First things first: I’m so happy to be back here in this space! I have missed blogging and what it has meant to me over the past few years — a place to reflect on my teaching, learning, and experiences. When I went on maternity leave last year, I had every intention of continuing to follow the Cohort 21 blogs, and maybe even be a rockstar like @ckirsh and blog while I was off. However, those good intentions fell by the wayside in the day to day business of caring for a baby, and I quickly found myself pretty far from a headspace that had much room for professional development and professional reflections. But, I’m back at it now, and in a new job to boot, and I am so excited to renew my lease on this little corner of the internet, as it were.
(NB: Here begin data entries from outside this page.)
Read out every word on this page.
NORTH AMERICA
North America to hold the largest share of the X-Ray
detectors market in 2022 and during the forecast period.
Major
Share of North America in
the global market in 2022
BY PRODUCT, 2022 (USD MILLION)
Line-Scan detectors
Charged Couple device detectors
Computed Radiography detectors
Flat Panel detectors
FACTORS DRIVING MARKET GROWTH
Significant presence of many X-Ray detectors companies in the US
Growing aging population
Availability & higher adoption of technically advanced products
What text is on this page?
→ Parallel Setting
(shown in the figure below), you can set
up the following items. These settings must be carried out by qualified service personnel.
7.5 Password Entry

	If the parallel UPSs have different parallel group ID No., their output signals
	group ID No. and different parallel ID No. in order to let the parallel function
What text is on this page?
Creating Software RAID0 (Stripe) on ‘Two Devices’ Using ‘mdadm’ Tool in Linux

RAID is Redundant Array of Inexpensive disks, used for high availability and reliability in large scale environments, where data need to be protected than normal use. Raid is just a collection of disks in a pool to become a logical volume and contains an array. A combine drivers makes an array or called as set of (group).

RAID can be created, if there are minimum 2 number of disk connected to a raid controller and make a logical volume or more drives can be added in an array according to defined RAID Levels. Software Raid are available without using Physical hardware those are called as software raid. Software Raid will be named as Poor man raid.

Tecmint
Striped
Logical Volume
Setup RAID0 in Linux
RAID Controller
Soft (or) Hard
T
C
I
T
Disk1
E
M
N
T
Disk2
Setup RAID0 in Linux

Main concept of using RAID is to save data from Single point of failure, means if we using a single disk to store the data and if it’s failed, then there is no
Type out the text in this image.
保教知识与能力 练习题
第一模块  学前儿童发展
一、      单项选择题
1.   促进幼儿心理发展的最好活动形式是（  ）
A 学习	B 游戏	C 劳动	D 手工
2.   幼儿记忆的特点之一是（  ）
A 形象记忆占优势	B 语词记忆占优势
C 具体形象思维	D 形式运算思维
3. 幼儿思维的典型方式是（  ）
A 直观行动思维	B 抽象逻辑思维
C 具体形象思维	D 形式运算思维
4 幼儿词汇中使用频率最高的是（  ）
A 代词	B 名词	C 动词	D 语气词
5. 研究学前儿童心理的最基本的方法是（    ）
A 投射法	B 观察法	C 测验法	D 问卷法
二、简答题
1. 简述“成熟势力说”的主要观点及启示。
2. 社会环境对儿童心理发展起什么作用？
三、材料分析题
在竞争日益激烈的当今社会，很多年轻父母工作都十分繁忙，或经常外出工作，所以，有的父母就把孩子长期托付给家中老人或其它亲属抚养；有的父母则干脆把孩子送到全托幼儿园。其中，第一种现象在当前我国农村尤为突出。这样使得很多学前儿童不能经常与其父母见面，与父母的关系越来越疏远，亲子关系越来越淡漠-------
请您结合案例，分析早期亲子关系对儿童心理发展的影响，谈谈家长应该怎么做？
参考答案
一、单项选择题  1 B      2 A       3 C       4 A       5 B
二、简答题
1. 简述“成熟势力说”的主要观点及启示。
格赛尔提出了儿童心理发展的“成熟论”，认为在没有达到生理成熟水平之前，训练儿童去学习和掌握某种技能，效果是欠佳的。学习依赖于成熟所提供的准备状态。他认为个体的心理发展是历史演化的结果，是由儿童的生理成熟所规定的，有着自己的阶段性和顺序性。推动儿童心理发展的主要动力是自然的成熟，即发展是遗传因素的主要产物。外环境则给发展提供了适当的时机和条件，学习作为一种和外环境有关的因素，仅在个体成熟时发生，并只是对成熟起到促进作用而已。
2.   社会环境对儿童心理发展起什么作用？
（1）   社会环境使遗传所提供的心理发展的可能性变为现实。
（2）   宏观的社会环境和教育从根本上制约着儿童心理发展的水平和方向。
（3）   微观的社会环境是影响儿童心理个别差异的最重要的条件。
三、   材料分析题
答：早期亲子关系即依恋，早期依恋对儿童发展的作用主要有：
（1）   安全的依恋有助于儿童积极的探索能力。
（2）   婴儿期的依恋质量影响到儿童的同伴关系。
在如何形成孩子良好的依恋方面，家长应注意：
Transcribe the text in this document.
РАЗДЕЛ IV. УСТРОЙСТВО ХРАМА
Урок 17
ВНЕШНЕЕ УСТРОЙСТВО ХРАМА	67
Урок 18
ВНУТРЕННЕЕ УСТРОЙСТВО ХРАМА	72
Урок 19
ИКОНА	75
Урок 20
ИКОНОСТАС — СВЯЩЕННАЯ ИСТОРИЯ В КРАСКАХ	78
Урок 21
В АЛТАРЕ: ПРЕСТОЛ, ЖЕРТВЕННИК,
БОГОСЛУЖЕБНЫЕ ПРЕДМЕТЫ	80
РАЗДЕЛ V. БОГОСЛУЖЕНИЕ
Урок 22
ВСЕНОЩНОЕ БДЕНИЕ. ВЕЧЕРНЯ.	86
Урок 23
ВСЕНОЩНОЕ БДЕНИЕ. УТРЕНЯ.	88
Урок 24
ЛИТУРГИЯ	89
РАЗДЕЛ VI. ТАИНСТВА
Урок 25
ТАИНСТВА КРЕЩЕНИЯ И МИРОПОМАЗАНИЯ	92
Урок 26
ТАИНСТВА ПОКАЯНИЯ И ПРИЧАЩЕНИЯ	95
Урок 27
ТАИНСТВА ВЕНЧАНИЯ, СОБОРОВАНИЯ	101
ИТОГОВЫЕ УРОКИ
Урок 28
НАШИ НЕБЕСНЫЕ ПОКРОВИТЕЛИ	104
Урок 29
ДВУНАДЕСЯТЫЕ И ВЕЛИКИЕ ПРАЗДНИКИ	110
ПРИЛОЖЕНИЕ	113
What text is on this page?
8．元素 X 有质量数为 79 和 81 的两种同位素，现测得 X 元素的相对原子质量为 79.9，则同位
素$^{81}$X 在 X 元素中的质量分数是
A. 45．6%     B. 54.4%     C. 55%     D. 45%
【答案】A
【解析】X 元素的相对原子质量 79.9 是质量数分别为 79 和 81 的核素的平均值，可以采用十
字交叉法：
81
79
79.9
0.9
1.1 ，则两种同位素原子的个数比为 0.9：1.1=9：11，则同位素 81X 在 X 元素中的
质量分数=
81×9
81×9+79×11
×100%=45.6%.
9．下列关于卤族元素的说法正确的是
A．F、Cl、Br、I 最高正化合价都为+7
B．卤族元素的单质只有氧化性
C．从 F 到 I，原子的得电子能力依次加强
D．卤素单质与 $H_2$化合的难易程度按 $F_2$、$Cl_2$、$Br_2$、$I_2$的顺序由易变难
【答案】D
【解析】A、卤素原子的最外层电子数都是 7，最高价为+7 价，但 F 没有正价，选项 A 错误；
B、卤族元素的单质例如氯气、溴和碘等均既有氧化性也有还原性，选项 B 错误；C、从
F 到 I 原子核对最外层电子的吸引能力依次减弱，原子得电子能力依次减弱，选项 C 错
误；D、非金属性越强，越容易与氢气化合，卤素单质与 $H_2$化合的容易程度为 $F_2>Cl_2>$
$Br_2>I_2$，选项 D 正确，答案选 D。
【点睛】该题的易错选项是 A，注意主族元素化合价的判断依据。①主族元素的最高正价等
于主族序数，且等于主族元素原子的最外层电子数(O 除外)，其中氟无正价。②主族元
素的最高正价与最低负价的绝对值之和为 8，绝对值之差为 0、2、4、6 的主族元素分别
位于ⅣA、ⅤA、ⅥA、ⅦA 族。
Last week, I started an exciting project working with all of the grade 8 history classes to create individual 3D artefacts for a museum exhibit featuring four ancient civilizations. We introduced students to Tinkercad and to the design tools available there, and provided them with a starting point of a template and an alphabet appropriate to their chosen ancient civilization. To their artefact, students would add their name in their ancient lettering – a nice, quick introduction to a beautifully simple piece of software with a major cool factor. So far, it has been a huge success, allowing many students who perhaps don’t typically get excited about history class to get caught saying to a classmate, “This is so cool!” I also got to witness many occasions of students eagerly helping each other and problem solving together.
For some students, the shift from working in 2D to 3D was a huge challenge. Students who play video games tended to easily adapt to the 3D environment, but a few found it quite disorienting. The additional plane was something that was sometimes forgotten.
There are also a lot of tools to use on any given object – resize tools on every side and corner, plus three different rotation tools, a tool to raise/lower your object, and a tool to change the thickness of the object.
When working with one student who was struggling to rotate his letter on the right plane, we realized that because of the angle at which he was looking at the object, the rotate tool that he needed was hidden behind the letter itself. By changing his viewpoint, he was able to see and use the tool that he needed. As we figured out the solution, I realized that there might be value in that message.
Sometimes you need to change your perspective in order to find what you need.
I know that for me, I can already see that the change in perspective, brought about by my new position, has helped me to renew my passion for my job and find more joy in what I do. Being a mom to a 14-month old has also drastically shifted my perspective on pretty much everything.
But what about you? Do you need to move to higher ground to see things more clearly? Or do you need to move around the back of a problem in order to find a solution?